I wanted to put all error message in case they are related.

On the agent side, the following error:

2024-07-09 08:08:48,422 [elastic-apm-server-reporter] ERROR co.elastic.apm.agent.report.AbstractIntakeApiHandler - Error sending data to APM server: Read timed out, response code is -1
2024-07-09 08:08:49,880 [elastic-apm-server-reporter] ERROR co.elastic.apm.agent.report.AbstractIntakeApiHandler - Error sending data to APM server: Read timed out, response code is -1

Thank you once more,
Anca

I rolled back to a version that I knew it worked: 7.9.1 and the errors disappeared. I still don't know what was the root cause of this, nor how to fix it. Seems odd that a previous version works just fine.

Hi @Anca_Linca ,

I can only see 503 errors now, no 200 or 202. From time to time I see these as well:

Were you able to see any APM events getting indexed in Elasticsearch? If no then do you see any issues (like high load) with the ES cluster?

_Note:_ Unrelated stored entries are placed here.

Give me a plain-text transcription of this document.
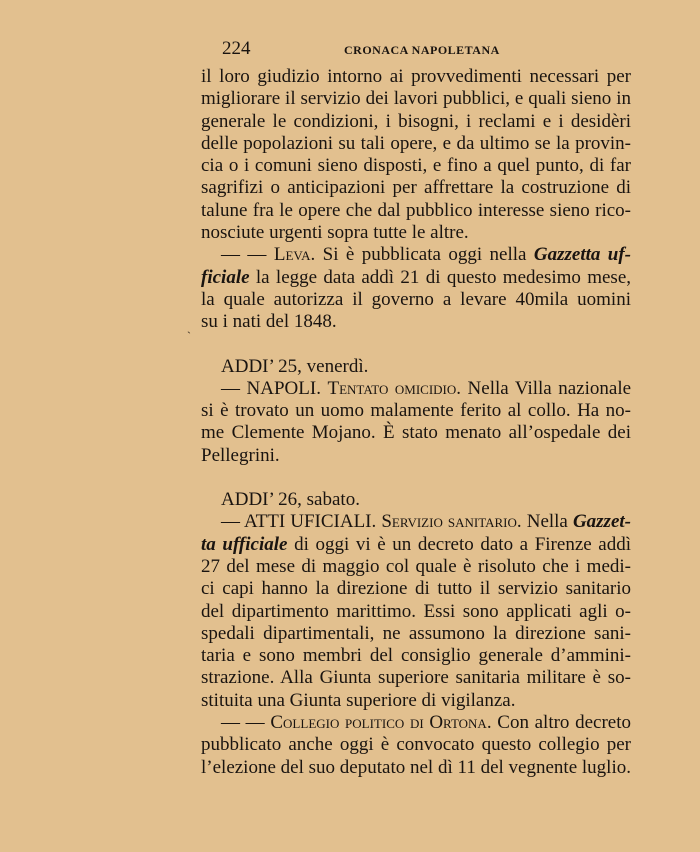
224	CRONACA NAPOLETANA
ˎ
il loro giudizio intorno ai provvedimenti necessari per
migliorare il servizio dei lavori pubblici, e quali sieno in
generale le condizioni, i bisogni, i reclami e i desidèri
delle popolazioni su tali opere, e da ultimo se la provin-
cia o i comuni sieno disposti, e fino a quel punto, di far
sagrifizi o anticipazioni per affrettare la costruzione di
talune fra le opere che dal pubblico interesse sieno rico-
nosciute urgenti sopra tutte le altre.
— — Leva. Si è pubblicata oggi nella Gazzetta uf-
ficiale la legge data addì 21 di questo medesimo mese,
la quale autorizza il governo a levare 40mila uomini
su i nati del 1848.
ADDI’ 25, venerdì.
— NAPOLI. Tentato omicidio. Nella Villa nazionale
si è trovato un uomo malamente ferito al collo. Ha no-
me Clemente Mojano. È stato menato all’ospedale dei
Pellegrini.
ADDI’ 26, sabato.
— ATTI UFICIALI. Servizio sanitario. Nella Gazzet-
ta ufficiale di oggi vi è un decreto dato a Firenze addì
27 del mese di maggio col quale è risoluto che i medi-
ci capi hanno la direzione di tutto il servizio sanitario
del dipartimento marittimo. Essi sono applicati agli o-
spedali dipartimentali, ne assumono la direzione sani-
taria e sono membri del consiglio generale d’ammini-
strazione. Alla Giunta superiore sanitaria militare è so-
stituita una Giunta superiore di vigilanza.
— — Collegio politico di Ortona. Con altro decreto
pubblicato anche oggi è convocato questo collegio per
l’elezione del suo deputato nel dì 11 del vegnente luglio.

{"log.level":"error","@timestamp":"2024-07-09T08:21:10.735Z","log.logger":"beater","log.origin":{"function":"github.com/elastic/apm-server/internal/beater.waitReady","file.name":"beater/waitready.go","file.line":62},"message":"precondition 'apm integration installed' failed: error querying Elasticsearch for integration index templates: unexpected HTTP status: 404 Not Found ({"error":{"root_cause":[{"type":"resource_not_found_exception","reason":"index template matching [metrics-apm.transaction.1m] not found"}],"type":"resource_not_found_exception","reason":"index template matching [metrics-apm.transaction.1m] not found"},"status":404}): to remediate, please install the apm integration: https://ela.st/apm-integration-quickstart","service.name":"apm-server","ecs.version":"1.6.0"}

I would like to understand the root cause of this error message too. Can you clarify how you were running your APM-Server when you upgraded to 8.x (Elastic stack, APM-Server binary, or APM integration)?